Many economists think that the US could see a moderate, but steady recovery over the next few years. But, as Chairman Bernanke emphasised, that will require some difficult decisions by politicians, including a credible plan to low federal borrowing long-term, without hobbling the recovery next year by withdrawing the stimulus too quickly.

Even with the recent debt ceiling agreement, there is a good chance that disagreements between Democrats and Republicans will result in the opposite: excessive tightening in the short term, on the order of 2% of GDP in 2012, without a credible path to set public debt on a declining path within 5 years.

For all of these reasons, it is easy to get depressed about the US's future. And also easy now to understand why Standard & Poor's concluded that US government debt was no longer triple-A. But you could also still find a host of reasons for saying that S&P - and all the other pessimists - are selling the US short.

Why? Because - politics aside - a lot of the adjustments that the US economy needed to make to stop running up debts with the rest of the world and to compete in global markets are already well under way.

Household and corporate savings have risen sharply, while the flip-side of the poor employment outlook is that US productivity has taken off. The current account deficit has likewise fallen, meaning now that almost all of the country's massive budget deficit is being financed by its own citizens (though of course a significant chunk of the accumulated debt stock is foreign held - notably by Asian central banks).

According to Diana Choyleva, of Lombard Street Research, unit labour costs in US industry fell by 2% in 2009 and another 2.8% in 2010. The figures for China are harder to come by, but rising prices and wages mean that unit labour costs for Chinese firms have probably been rising by between 2.5% to 4.3% a year.

That means that, even with China allowing only a modest nominal appreciation of the yuan against the dollar, American firms are looking a lot more competitive than they were a few years ago.

Asian future?

Perhaps the 21st century will "belong to China and India", as many suggest. But the US has been written off many times before. The global industries that have done well in the past decade - particularly those in the digital economy - seem to reward risk-takers, iconoclasts and creative thinkers.

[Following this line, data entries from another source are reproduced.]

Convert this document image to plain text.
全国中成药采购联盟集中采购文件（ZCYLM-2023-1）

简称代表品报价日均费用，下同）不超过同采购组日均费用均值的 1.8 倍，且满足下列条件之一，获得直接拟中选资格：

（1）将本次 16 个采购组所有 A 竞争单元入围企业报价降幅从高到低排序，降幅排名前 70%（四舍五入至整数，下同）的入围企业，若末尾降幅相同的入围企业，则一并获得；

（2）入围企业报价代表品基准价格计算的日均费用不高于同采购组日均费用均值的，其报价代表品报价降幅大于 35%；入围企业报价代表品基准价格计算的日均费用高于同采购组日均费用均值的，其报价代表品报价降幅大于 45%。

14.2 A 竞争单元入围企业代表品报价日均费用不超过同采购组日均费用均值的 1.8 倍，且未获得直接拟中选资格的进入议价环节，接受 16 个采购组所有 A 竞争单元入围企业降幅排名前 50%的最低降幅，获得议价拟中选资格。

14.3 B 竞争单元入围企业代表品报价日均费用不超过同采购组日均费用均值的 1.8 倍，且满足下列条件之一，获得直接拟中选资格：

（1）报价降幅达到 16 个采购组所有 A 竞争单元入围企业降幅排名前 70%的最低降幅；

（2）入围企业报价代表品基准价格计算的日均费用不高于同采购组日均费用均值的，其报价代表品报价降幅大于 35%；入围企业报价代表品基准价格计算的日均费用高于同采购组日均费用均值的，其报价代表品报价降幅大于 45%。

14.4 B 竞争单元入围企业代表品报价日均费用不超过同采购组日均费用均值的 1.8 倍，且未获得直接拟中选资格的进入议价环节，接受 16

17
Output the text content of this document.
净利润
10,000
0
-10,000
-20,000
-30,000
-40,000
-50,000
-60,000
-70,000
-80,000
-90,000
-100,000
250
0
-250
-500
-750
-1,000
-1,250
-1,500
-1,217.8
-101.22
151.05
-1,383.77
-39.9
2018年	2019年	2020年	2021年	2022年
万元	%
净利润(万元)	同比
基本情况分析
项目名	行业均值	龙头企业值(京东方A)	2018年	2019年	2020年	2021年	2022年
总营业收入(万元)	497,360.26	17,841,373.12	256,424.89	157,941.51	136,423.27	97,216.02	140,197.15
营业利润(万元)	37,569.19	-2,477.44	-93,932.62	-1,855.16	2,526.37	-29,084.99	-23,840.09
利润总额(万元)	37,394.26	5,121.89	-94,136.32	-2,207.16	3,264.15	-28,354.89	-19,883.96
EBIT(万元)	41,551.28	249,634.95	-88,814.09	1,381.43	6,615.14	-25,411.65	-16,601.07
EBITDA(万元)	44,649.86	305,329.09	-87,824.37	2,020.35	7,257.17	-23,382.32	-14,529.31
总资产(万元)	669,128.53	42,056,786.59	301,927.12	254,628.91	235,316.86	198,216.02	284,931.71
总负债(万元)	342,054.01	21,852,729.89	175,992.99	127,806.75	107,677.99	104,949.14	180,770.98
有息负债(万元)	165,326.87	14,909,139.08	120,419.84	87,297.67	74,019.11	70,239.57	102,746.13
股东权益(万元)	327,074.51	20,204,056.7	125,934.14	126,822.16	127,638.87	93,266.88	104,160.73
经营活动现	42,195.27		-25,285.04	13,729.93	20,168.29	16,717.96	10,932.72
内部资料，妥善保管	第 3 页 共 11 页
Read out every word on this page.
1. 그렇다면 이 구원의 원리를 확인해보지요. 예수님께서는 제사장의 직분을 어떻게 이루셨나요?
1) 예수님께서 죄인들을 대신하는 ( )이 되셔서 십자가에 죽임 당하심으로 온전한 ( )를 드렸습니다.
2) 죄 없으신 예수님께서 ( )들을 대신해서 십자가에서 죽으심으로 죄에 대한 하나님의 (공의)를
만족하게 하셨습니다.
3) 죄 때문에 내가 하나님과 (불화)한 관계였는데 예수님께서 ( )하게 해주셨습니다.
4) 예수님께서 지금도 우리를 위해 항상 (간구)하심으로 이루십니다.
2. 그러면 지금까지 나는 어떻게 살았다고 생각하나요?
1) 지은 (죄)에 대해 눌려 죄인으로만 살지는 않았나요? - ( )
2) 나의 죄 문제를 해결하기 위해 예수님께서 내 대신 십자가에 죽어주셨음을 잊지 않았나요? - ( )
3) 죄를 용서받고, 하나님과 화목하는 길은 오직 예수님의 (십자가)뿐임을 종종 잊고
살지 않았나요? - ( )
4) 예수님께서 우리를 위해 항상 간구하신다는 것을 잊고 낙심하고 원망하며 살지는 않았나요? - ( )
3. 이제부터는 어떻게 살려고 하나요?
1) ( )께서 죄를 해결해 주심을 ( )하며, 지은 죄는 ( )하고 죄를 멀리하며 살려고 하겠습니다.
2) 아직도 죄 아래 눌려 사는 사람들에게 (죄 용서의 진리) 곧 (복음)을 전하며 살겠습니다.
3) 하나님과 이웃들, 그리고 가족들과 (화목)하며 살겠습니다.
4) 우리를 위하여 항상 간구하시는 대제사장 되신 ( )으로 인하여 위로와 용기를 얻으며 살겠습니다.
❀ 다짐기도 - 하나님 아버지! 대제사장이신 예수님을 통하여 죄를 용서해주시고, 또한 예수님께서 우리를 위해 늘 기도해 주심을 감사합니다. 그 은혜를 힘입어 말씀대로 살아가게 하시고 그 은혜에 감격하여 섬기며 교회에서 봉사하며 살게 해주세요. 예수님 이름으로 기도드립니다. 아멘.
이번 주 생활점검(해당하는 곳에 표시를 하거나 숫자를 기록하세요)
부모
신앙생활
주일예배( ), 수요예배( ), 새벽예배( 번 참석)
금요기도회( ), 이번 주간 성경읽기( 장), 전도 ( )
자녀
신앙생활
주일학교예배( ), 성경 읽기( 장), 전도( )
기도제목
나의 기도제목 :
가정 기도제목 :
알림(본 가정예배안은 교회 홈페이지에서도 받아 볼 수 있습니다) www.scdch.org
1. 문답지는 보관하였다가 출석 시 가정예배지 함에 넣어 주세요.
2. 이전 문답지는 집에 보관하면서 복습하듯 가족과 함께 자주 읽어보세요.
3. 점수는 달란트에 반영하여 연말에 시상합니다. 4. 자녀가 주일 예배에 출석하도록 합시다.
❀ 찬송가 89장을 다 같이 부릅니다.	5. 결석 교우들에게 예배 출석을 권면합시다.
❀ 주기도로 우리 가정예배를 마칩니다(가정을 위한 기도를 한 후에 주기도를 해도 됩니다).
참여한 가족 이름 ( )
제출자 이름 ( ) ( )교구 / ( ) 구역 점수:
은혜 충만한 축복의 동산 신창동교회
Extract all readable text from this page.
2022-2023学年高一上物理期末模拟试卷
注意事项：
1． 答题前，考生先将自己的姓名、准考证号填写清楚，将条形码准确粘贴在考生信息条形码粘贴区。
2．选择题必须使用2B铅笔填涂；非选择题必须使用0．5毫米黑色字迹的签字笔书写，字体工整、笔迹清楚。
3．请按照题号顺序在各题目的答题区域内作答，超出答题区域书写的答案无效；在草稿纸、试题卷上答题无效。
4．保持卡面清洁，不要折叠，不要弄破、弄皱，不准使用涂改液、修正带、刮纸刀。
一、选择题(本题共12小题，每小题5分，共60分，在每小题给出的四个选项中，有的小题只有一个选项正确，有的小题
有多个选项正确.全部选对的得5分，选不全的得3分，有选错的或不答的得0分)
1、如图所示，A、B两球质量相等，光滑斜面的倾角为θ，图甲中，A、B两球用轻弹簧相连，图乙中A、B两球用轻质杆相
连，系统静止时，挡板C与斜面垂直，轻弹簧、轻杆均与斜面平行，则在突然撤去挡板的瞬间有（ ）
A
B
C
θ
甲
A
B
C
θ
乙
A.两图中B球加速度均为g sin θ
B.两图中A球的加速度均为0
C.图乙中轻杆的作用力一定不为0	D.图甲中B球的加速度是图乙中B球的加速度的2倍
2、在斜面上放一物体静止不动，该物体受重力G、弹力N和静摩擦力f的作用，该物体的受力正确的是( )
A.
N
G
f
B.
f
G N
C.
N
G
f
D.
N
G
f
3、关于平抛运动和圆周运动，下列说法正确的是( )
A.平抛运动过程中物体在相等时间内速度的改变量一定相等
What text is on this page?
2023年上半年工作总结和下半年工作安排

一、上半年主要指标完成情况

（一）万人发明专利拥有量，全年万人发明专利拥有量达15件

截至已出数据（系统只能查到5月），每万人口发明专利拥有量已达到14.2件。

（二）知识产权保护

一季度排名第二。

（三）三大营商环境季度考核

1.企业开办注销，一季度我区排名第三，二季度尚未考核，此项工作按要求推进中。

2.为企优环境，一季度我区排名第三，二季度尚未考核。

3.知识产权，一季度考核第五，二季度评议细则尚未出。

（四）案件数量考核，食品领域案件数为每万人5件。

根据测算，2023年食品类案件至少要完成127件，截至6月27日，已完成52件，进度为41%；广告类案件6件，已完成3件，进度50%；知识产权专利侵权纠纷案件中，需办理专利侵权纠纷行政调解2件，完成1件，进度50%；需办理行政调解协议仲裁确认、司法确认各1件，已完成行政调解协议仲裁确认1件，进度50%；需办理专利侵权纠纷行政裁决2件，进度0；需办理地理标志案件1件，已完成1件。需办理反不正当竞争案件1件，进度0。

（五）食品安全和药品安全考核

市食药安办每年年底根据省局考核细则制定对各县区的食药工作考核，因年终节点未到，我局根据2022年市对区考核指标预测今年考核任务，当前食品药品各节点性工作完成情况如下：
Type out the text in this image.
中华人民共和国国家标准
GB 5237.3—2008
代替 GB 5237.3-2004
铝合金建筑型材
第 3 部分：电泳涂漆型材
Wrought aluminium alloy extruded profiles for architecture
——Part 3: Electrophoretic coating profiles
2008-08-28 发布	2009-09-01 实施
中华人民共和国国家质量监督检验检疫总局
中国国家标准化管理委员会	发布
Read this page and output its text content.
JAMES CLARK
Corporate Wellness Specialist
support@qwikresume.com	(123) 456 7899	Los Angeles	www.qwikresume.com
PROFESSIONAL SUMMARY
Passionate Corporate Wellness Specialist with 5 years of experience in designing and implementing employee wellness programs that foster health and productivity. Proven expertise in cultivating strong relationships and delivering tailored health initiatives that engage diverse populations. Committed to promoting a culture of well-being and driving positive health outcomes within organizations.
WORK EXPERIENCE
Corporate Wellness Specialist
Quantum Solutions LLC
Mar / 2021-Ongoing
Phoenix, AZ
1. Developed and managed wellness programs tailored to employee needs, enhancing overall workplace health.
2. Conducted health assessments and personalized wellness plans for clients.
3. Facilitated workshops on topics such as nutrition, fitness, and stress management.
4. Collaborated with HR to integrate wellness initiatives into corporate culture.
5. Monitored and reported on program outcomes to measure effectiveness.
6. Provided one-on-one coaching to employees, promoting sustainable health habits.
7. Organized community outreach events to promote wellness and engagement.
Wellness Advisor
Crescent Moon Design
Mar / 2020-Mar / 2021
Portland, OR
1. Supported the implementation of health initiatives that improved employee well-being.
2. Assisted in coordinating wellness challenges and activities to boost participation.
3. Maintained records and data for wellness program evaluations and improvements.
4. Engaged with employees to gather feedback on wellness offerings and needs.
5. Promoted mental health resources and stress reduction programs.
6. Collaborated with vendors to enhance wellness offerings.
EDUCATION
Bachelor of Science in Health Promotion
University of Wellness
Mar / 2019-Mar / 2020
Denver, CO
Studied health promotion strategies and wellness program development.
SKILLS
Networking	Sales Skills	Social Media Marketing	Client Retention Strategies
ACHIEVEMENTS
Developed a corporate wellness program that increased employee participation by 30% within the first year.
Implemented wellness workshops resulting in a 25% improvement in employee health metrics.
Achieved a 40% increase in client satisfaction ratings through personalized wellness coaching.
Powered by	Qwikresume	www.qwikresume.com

For better or worse, the US is better known for those qualities than the likes of China or Germany.

Whether or not it's another Japan, the US economy looks to be heading through a difficult period. But looking across the Atlantic, it's difficult to argue that the major European countries are handling their problems a lot more decisively.

And, unlike the US, the eurozone economies do not have demography on their side: in most European countries the labour force is now shrinking, and so, probably, is the long term potential growth rate.

This, perhaps, is the true lesson of the downgrade of America's credit rating, and the market reaction to that event. Investors may have good reason to worry about America's future, but for now, at least, the world stilll revolves around America.

If events are conspiring to put the US economy on a permanently lower path, that could be even worse news for the rest of the world than it is for America.